Hugging Face Prerequisites

Before you import a model directly from Hugging Face:

  • Decide which supported model from Hugging Face to import and note its recommended dedicated AI cluster unit size.
  • To access and use some models, you need a Hugging Face token, especially the more recent and gated versions such as Llama 3 and Llama 3.1 For these models, generate an access token from your Hugging Face account settings under Access Tokens. Ensure it has the necessary permissions (at least "read" access).

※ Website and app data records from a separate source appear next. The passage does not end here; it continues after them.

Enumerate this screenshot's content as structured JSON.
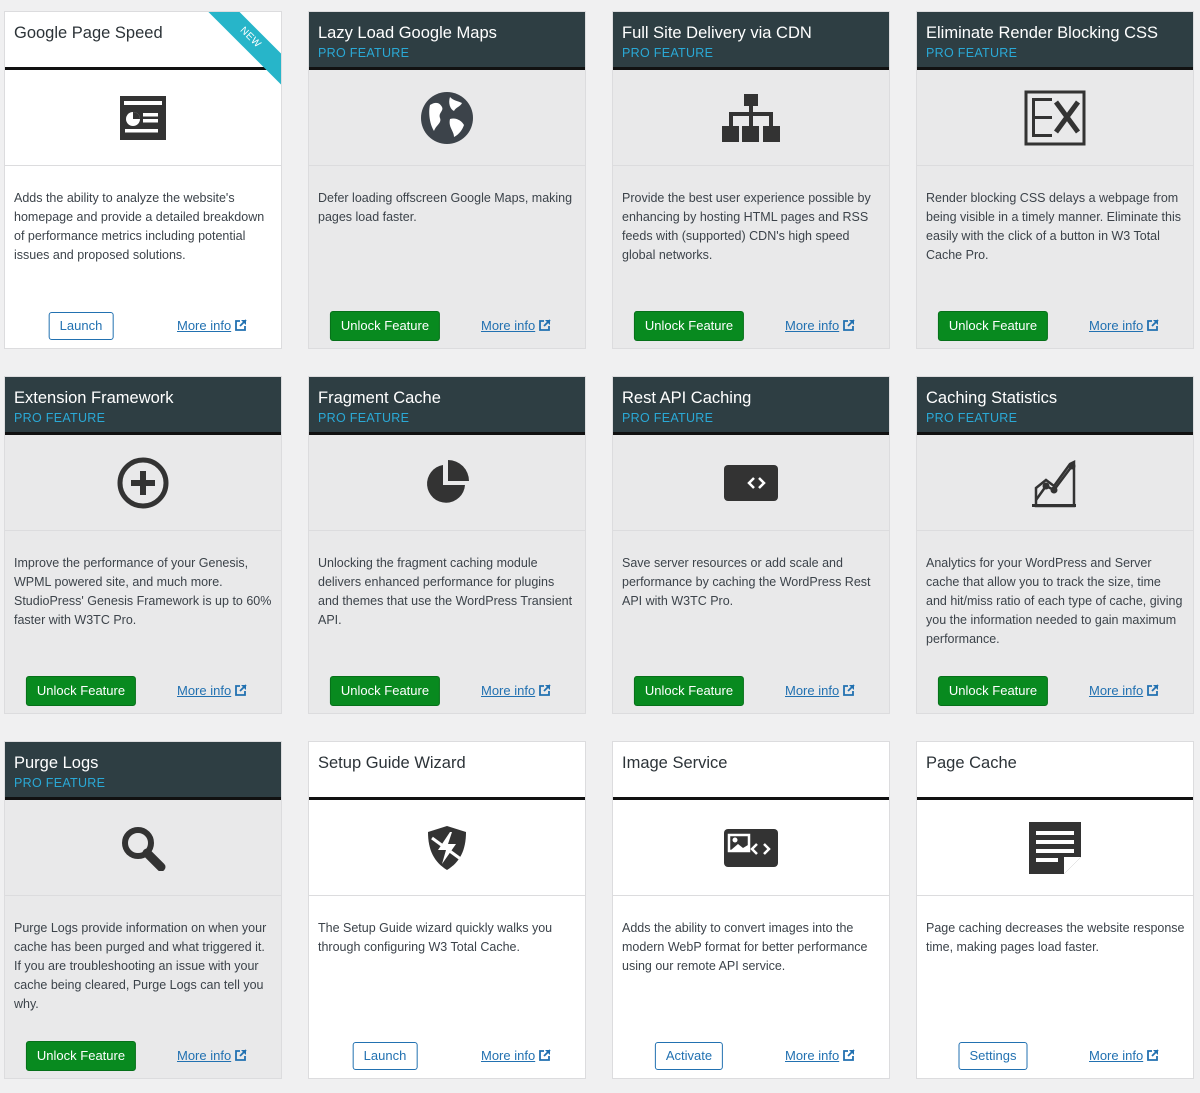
{
  "cards": [
    {
      "title": "Google Page Speed",
      "subtitle": "",
      "pro": false,
      "badge": "NEW",
      "icon": "page-speed-icon",
      "description": "Adds the ability to analyze the website's homepage and provide a detailed breakdown of performance metrics including potential issues and proposed solutions.",
      "button": "Launch",
      "more_info": "More info"
    },
    {
      "title": "Lazy Load Google Maps",
      "subtitle": "PRO FEATURE",
      "pro": true,
      "icon": "globe-icon",
      "description": "Defer loading offscreen Google Maps, making pages load faster.",
      "button": "Unlock Feature",
      "more_info": "More info"
    },
    {
      "title": "Full Site Delivery via CDN",
      "subtitle": "PRO FEATURE",
      "pro": true,
      "icon": "network-icon",
      "description": "Provide the best user experience possible by enhancing by hosting HTML pages and RSS feeds with (supported) CDN's high speed global networks.",
      "button": "Unlock Feature",
      "more_info": "More info"
    },
    {
      "title": "Eliminate Render Blocking CSS",
      "subtitle": "PRO FEATURE",
      "pro": true,
      "icon": "render-blocking-icon",
      "description": "Render blocking CSS delays a webpage from being visible in a timely manner. Eliminate this easily with the click of a button in W3 Total Cache Pro.",
      "button": "Unlock Feature",
      "more_info": "More info"
    },
    {
      "title": "Extension Framework",
      "subtitle": "PRO FEATURE",
      "pro": true,
      "icon": "plus-circle-icon",
      "description": "Improve the performance of your Genesis, WPML powered site, and much more. StudioPress' Genesis Framework is up to 60% faster with W3TC Pro.",
      "button": "Unlock Feature",
      "more_info": "More info"
    },
    {
      "title": "Fragment Cache",
      "subtitle": "PRO FEATURE",
      "pro": true,
      "icon": "pie-chart-icon",
      "description": "Unlocking the fragment caching module delivers enhanced performance for plugins and themes that use the WordPress Transient API.",
      "button": "Unlock Feature",
      "more_info": "More info"
    },
    {
      "title": "Rest API Caching",
      "subtitle": "PRO FEATURE",
      "pro": true,
      "icon": "code-block-icon",
      "description": "Save server resources or add scale and performance by caching the WordPress Rest API with W3TC Pro.",
      "button": "Unlock Feature",
      "more_info": "More info"
    },
    {
      "title": "Caching Statistics",
      "subtitle": "PRO FEATURE",
      "pro": true,
      "icon": "line-chart-icon",
      "description": "Analytics for your WordPress and Server cache that allow you to track the size, time and hit/miss ratio of each type of cache, giving you the information needed to gain maximum performance.",
      "button": "Unlock Feature",
      "more_info": "More info"
    },
    {
      "title": "Purge Logs",
      "subtitle": "PRO FEATURE",
      "pro": true,
      "icon": "search-icon",
      "description": "Purge Logs provide information on when your cache has been purged and what triggered it. If you are troubleshooting an issue with your cache being cleared, Purge Logs can tell you why.",
      "button": "Unlock Feature",
      "more_info": "More info"
    },
    {
      "title": "Setup Guide Wizard",
      "subtitle": "",
      "pro": false,
      "icon": "shield-icon",
      "description": "The Setup Guide wizard quickly walks you through configuring W3 Total Cache.",
      "button": "Launch",
      "more_info": "More info"
    },
    {
      "title": "Image Service",
      "subtitle": "",
      "pro": false,
      "icon": "image-code-icon",
      "description": "Adds the ability to convert images into the modern WebP format for better performance using our remote API service.",
      "button": "Activate",
      "more_info": "More info"
    },
    {
      "title": "Page Cache",
      "subtitle": "",
      "pro": false,
      "icon": "document-icon",
      "description": "Page caching decreases the website response time, making pages load faster.",
      "button": "Settings",
      "more_info": "More info"
    }
  ],
  "colors": {
    "pro_header": "#2e3e43",
    "pro_label": "#2aa9d6",
    "unlock_button": "#088a1f",
    "link": "#2271b1",
    "badge": "#27b5c9"
  }
}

Object Storage Prerequisites

Before you import a model from an Object Storage bucket:

  • If you're not an OCI admin, ask one to give you IAM permission to manage Object Storage in your compartment:
    allow group <your-group-name> to manage object-family in compartment <compartment-with-bucket>
                                
  • Decide on a model that works with the /v1/chat/completions endpoint—only these models are supported.
  • Ensure the model supports only one of these capabilities:
    • TEXT_TO_TEXT: text in, text out
    • IMAGE_TEXT_TO_TEXT: image or text or both in, text out
    • EMBEDDING: text in, vector embeddings out
    • RERANK: query and candidate documents in, relevance scores and a reordered list out
  • Save model artifacts in an Object Storage bucket.
  • Important: The configuration file must be called config.json for a successful import, similar to most Hugging Face models.

Resource Request & Pricing

To reach an imported model, you create an endpoint for that model on a dedicated AI cluster. Use the following table to request for dedicated AI cluster resources before you import a model.

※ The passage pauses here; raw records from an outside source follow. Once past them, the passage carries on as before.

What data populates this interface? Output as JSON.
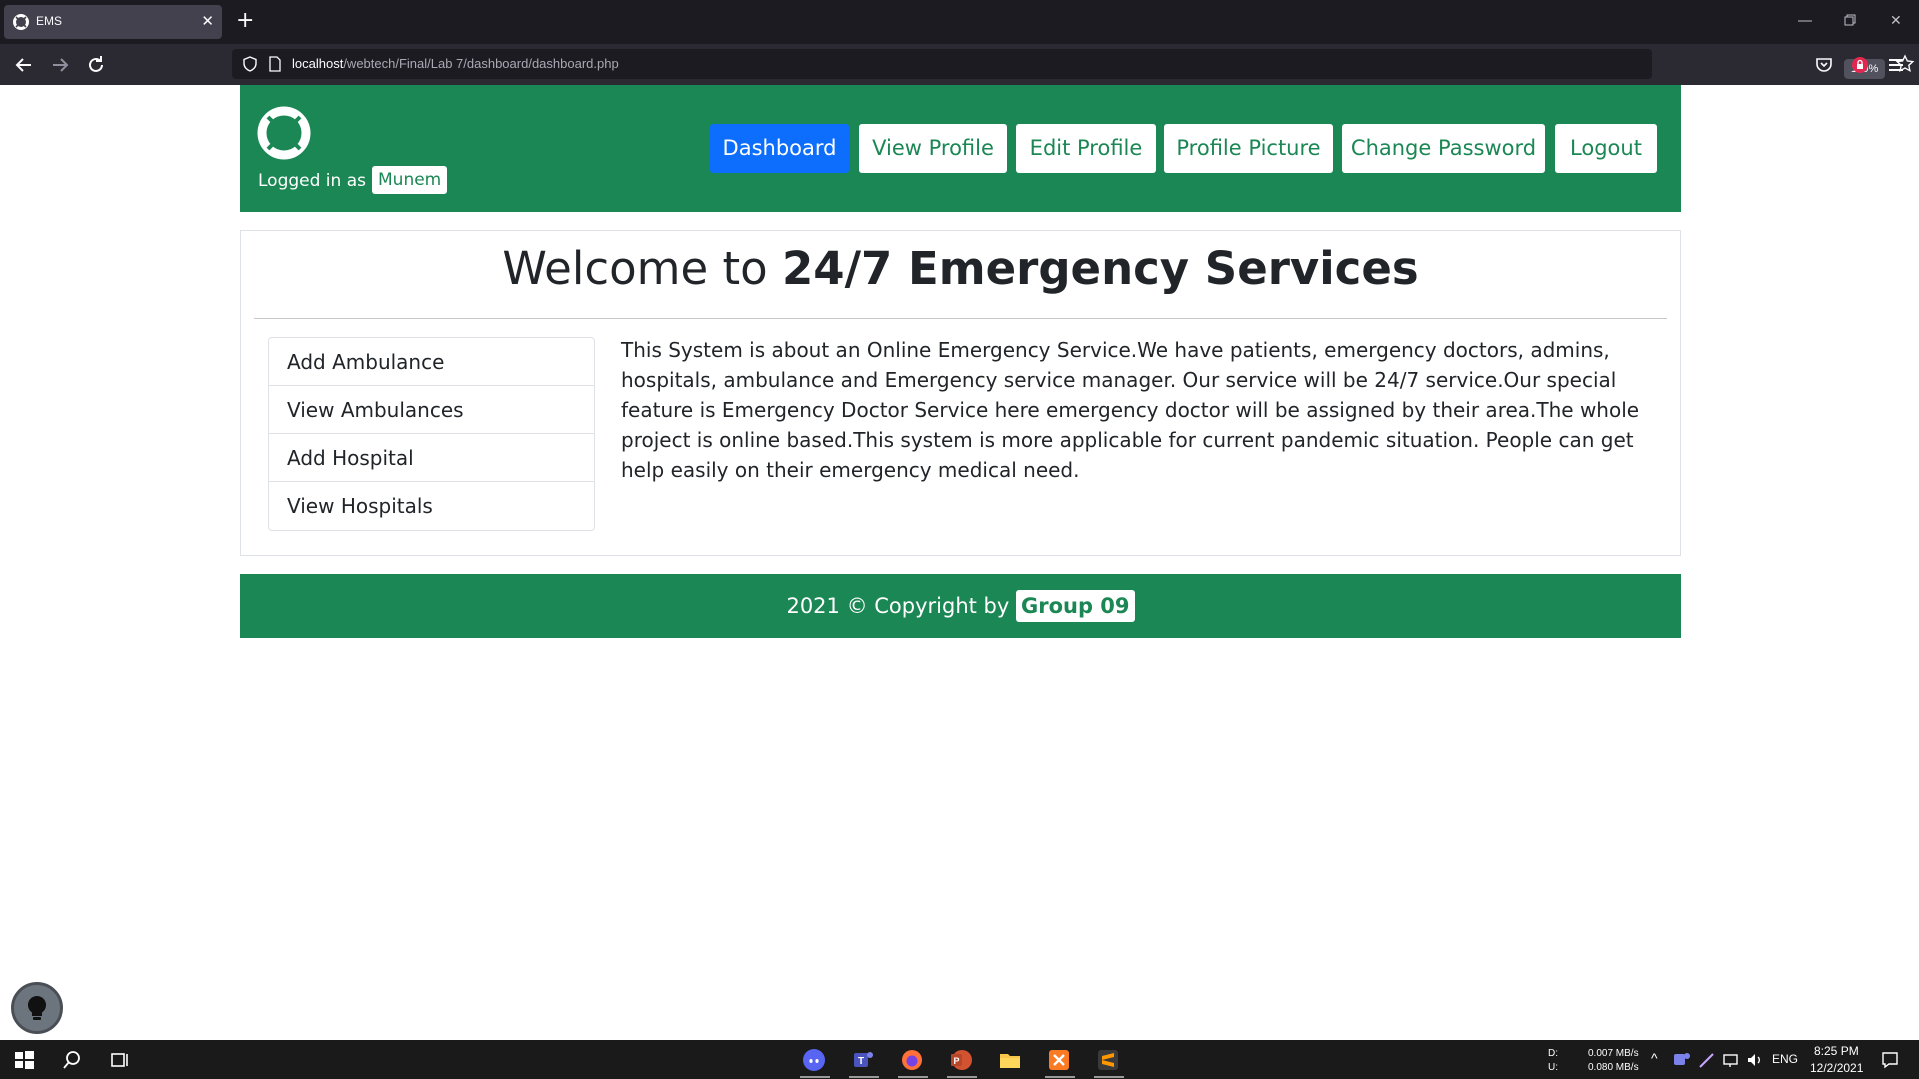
{
  "browser": {
    "tab_title": "EMS",
    "tab_close": "✕",
    "new_tab": "+",
    "url_host": "localhost",
    "url_path": "/webtech/Final/Lab 7/dashboard/dashboard.php",
    "zoom": "110%"
  },
  "header": {
    "logged_in_label": "Logged in as",
    "username": "Munem",
    "nav": {
      "dashboard": "Dashboard",
      "view_profile": "View Profile",
      "edit_profile": "Edit Profile",
      "profile_picture": "Profile Picture",
      "change_password": "Change Password",
      "logout": "Logout"
    },
    "brand_color": "#1b8754",
    "active_color": "#0d6efd"
  },
  "main": {
    "welcome_prefix": "Welcome to",
    "welcome_bold": "24/7 Emergency Services",
    "sidebar": [
      "Add Ambulance",
      "View Ambulances",
      "Add Hospital",
      "View Hospitals"
    ],
    "about": "This System is about an Online Emergency Service.We have patients, emergency doctors, admins, hospitals, ambulance and Emergency service manager. Our service will be 24/7 service.Our special feature is Emergency Doctor Service here emergency doctor will be assigned by their area.The whole project is online based.This system is more applicable for current pandemic situation. People can get help easily on their emergency medical need."
  },
  "footer": {
    "text": "2021 © Copyright by",
    "group": "Group 09"
  },
  "taskbar": {
    "drive_d": "D:",
    "drive_u": "U:",
    "net_down": "0.007 MB/s",
    "net_up": "0.080 MB/s",
    "language": "ENG",
    "time": "8:25 PM",
    "date": "12/2/2021"
  }
}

Dedicated AI Cluster Unit Sizes for Imported Models
Dedicated AI Cluster Unit Size Limit Name Request Required Units AI Unit Count
A10_X1 dedicated-unit-a10-count 1 1.77
A10_X2 dedicated-unit-a10-count 2 3.54
A10_X4 dedicated-unit-a10-count 4 7.08
A100_40G_X1 dedicated-unit-a100-40g-count 2 2.70
A100_40G_X2 dedicated-unit-a100-40g-count 2 5.40
A100_40G_X4 dedicated-unit-a100-40g-count 4 10.8
A100_40G_X8 dedicated-unit-a100-40g-count 8 21.60
A100_80G_X1 dedicated-unit-a100-80g-count 1 3.24
A100_80G_X2 dedicated-unit-a100-80g-count 2 6.48
A100_80G_X4 dedicated-unit-a100-80g-count 4 12.96
A100_80G_X8 dedicated-unit-a100-80g-count 8 25.92
H100_X1 dedicated-unit-h100-count 1 6.01
H100_X2 dedicated-unit-h100-count 2 12.02
H100_X4 dedicated-unit-h100-count 4 24.04
H100_X8 dedicated-unit-h100-count 8 48.08
H200_X1 dedicated-unit-h200-count 1 6.22
H200_X2 dedicated-unit-h200-count 2 12.44
H200_X4 dedicated-unit-h200-count 4 24.88
H200_X8 dedicated-unit-h200-count 8 49.76
Tip

To request the resources for the recommended dedicated AI cluster unit size, see requesting a resource limit.

To calculate the price, multiply the price for AI Unit Per Hour for Oracle Cloud Infrastructure Generative AI - Model Import on the Pricing Page Information page to the AI unit count on this page.